Welcome to the Social Sphere: Student Social-Media Behavior & Relationship Analytics repository! 🎉
This project is a collaborative initiative brought to you by SuperDataScience, a thriving community dedicated to advancing the fields of data science, machine learning, and AI. We are excited to have you join us in this journey of learning, experimentation, and growth.
To contribute to this project, please follow the guidelines avilable in our CONTRIBUTING.md file.

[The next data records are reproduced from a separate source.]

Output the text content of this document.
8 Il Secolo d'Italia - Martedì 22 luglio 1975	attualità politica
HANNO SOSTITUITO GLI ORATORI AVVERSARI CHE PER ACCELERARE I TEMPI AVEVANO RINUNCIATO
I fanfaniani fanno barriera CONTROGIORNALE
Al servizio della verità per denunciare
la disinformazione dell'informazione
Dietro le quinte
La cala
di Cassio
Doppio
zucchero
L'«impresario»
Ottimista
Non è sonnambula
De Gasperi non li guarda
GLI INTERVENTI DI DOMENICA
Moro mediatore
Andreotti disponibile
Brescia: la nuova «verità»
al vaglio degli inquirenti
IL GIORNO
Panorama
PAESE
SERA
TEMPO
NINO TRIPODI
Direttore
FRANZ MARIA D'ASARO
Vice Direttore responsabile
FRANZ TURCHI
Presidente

Social Sphere explores how social-media habits relate to students’ academic performance, sleep, mental health, and relationship dynamics. Using an anonymized cross-section of 16- to 25-year-olds from multiple countries, the project will:
- surface global insights on usage intensity, platform preference, and well-being;
- predict relationship conflicts and self-reported addiction levels;
- segment students into behavior-based clusters;
- deliver an interactive Streamlit app for researchers, educators, and mental-health advocates.
Link to Dataset: https://www.kaggle.com/datasets/adilshamim8/social-media-addiction-vs-relationships
- Profile demographics (age, gender, academic level, country) and social-media metrics.
- Visualize links between Avg_Daily_Usage_Hours, Mental_Health_Score, and Sleep_Hours_Per_Night.
- Assess country-level and platform-level differences.
- Handle missing values, encode categoricals, and flag potential biases.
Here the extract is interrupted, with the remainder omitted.